Preface

Last year in July or so, I started to seriously learn C++ as it looked like a good choice for a second language. My first language was Python and it served me well for 2 years, but I felt it was a good time to switch to a language which allows to ‘peek under the hood’ if need arises. Modern C++ has come a long way from the “C with Classes” mindset, incorporating more features which allow high level abstractions while giving the programmer a tight control over the performance. This project was part of the Advanced C++ Tutorial, although my code deviates from author’s.

Mandelbrot fractal

The Mandelbrot set is a set of values in the complex plane where for every point z, the function f(z) = z^2 + c does not diverge. What this translates to while implementing in code is somewhat like this:

  1. Choose a point in our complex plane say, P (x, y).
  2. The test for convergence for a point in Mandelbrot set is to check the absolute value of function f(z), starting with z=0 and c=P. If this absolute value goes greater than 2, the sequence will escape to infinity. The maximum number of iterations per pixel are limited to 256.
  3. For pixels where iterations < 256, assign them a colour value. Else each pixel has black colour.
  4. Each pixel is bucketed based on the number of iterations and each bucket is assigned a colour.
  5. Now that every pixel has a colour assigned to it, draw the image.

The above steps will give you the most common Mandelbrot shape. Here’s mine in monochrome: improved mandelbrot

Once the value for the pixels has been calculated, we can zoom in on a point by repeating steps from 2 to 5. A number of points and their respective scaling factors can be added using the addZoom method for any FractalCreator object.
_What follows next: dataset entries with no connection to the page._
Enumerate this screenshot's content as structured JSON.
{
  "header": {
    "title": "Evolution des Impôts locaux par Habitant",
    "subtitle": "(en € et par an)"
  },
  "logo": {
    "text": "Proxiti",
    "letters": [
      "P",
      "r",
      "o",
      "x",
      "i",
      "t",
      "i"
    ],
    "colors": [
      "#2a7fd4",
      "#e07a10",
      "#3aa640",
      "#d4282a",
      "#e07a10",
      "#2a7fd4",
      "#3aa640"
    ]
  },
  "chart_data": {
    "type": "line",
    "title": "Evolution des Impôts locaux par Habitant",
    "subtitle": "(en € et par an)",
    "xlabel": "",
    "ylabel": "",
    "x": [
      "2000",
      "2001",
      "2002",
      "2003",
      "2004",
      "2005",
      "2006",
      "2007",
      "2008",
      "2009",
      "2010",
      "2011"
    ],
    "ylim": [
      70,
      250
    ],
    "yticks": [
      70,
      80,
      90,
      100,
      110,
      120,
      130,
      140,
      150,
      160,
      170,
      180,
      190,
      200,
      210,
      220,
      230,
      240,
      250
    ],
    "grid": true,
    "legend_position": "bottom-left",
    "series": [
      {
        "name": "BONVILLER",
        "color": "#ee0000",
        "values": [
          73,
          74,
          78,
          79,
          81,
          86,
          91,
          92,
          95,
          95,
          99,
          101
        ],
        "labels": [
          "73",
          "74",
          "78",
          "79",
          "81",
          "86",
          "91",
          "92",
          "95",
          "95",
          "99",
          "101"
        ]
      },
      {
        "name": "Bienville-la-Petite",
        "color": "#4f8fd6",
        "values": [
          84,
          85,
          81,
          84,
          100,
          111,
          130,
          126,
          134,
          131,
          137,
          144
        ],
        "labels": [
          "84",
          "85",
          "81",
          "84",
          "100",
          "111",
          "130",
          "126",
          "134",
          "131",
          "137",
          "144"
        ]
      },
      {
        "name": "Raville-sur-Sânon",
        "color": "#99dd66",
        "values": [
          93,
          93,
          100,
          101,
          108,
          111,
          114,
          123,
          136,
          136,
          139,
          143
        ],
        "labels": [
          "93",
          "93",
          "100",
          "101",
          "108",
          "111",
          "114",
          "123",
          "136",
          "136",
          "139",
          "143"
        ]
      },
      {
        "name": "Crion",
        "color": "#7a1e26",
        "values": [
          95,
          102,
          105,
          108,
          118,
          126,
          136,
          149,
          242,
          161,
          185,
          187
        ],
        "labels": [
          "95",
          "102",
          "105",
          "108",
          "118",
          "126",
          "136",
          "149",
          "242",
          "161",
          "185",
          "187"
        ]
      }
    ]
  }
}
The output will be generated iteratively after going through all points in the underlying storage provided by the ZoomList object.

My choice of image format for this was bmp, which as it turns out was a pretty poor choice to write this Mandelbrot data in. The API for updating each pixel takes in x and y coordinates and the data array which contains the image pixel data. This assumes x and y coordinates start at the top left corner of an image whereas those for BMP file start from the bottom left corner which did not bode well once I made changes for the unistride access. The code for this is available on github.

Gallery

Here is a small collection of the generated images

original img

Original Mandelbrot

head and shoulders

Intersection between the two heads

seahorse1

The seahorse valley

seahorse2

Zooming in on the seahorse valley

zoom1

Zoom

zoom2

More Zoom

zoom3

Most Zoom

final one I promise

Final one I promise

Performance measurements

(Note that the first three iterations in every benchmarking run were ignored in the final computation to compensate for caching effects)

v1.0 and v1.1

As stated earlier, the initial implementation of FractalCreator::calculateIterations and FractalCreator::drawFractal methods was not optimal. I was iterating over row indices in a 2D array rather than column indices. Changing this lead to more than 25x reduction in time. Here is the relevant code diff between v1.0 and v1.1 for FractalCreator.cpp.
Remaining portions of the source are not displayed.